Today’s Leaders are Mentors. At its core, being a mentor is a trusted advisor. It is leading another person through a one-to-one relationship, supporting and advising someone when they need it and keeping that person’s best interest in mind.
Mentors can be peer mentors, career mentors, life mentors, they can be your manager, co-worker, parent, friend… anyone who’s been an excellent advisor at some point in your life. There is no time limit to how long a person can be a mentor. Mentorship is all about supporting another person, sharing the knowledge you have from our own experiences while assisting another to be successful.
Tips to be a good Mentor:
1. Each mentorship is unique.
Each person you encounter is unique and the relationship you have with everyone is slightly different, thus you must approach each mentorship differently. Being a mentor is relationship building at its very core. In order to build trust, you will need to learn about the person, learn about their communication style, their working style, their goals, likes & dislikes etc. It is about taking a personal interest in each mentee.
2. Be an Active Listener.
A key to taking a genuine interest in becoming an active listener. Being an active listener is listening more and asking questions and listening again. Mentors do not solve the problems for the mentee but guide them. They help to remove roadblocks and builds bridges.
3. Set Goals Mutually.
Develop accountability not only for the mentee but also the mentor. Make sure the goals are in bite sizes and achievable so that both parties will be able to see progress.
4. Share your mistakes.
Being open to sharing and owning your mistakes and failures is one of the best gifts as a mentor can give. By sharing your challenges, successes and failures provide helpful information in problem-solving, builds trust and gives the mentee permission to share their own mistakes. Ultimately it is through the weaknesses we each have that strengthens the relationship.

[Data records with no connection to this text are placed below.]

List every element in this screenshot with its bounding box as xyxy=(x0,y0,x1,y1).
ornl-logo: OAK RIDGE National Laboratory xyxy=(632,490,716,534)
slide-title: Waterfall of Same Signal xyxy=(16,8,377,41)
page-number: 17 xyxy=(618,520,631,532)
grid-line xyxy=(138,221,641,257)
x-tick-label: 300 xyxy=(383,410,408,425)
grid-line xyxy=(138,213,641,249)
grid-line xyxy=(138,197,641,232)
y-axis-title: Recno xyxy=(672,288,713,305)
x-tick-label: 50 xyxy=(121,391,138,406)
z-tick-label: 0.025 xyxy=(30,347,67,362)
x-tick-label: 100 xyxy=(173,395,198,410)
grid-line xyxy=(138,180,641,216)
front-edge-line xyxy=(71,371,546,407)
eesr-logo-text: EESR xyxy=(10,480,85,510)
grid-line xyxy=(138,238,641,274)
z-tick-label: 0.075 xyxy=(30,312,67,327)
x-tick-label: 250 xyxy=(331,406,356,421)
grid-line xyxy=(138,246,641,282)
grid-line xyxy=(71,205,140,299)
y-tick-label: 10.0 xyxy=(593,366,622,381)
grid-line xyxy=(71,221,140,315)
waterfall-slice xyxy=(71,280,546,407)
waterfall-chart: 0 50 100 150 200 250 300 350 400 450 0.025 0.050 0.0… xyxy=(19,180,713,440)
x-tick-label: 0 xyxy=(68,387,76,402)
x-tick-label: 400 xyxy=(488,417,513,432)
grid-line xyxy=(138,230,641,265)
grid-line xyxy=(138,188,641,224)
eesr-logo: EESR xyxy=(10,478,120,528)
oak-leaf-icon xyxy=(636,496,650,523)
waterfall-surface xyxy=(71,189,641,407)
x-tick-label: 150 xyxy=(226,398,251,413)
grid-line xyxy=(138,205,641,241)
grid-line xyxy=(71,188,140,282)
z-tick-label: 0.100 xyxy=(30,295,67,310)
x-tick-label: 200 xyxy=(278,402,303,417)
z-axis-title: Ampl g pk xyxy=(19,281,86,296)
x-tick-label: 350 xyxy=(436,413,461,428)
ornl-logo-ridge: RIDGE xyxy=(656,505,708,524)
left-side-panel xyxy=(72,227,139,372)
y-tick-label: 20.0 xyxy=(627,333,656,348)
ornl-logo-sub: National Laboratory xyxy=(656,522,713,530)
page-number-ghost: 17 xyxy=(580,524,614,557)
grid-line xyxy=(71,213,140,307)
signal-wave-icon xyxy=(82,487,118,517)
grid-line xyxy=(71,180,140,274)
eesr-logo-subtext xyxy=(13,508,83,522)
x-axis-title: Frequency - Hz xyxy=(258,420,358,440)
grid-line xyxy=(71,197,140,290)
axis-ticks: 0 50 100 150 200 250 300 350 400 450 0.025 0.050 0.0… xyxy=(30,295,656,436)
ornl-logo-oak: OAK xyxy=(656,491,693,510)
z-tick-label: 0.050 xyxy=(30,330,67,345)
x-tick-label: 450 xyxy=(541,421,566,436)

5. Celebrate their achievements.
Be creative, you don’t have to wait for milestones to celebrate.
6. Lead by example.
Be positive and enthusiastic. Enthusiasm is contagious, you want your mentee to feel as if their job as meaning.
7. Give honest constructive feedback.
Giving honest constructive feedback, identifying both strengths and weaknesses will help the mentee be successful in their field. Provide challenges that will help the mentee stretch and grow. Be careful that your feedback does not cross over to criticism. The role of a mentor is to build up, strengthen and stretch the mentee.
8. Open Doors.
As a mentor, you have connections and contacts that will be beneficial to the mentee. Introduce them to people in your network.
As I reflect on the people whom I have met and associated with in my life, both life mentors and business mentors one of my greatest mentors was a former manager. His first day on the job he came to my office pulled up a chair and said: “show me what you do”. I responded well to his personal hands-on approach to wanting to understand my job and duties. From that very first day, we were able to build a strong working relationship where he was able to assist me in areas of growth that I never before considered. I will always be grateful to his example, patience and direction he provided. Remember that as you mentor others, it takes practice and patience.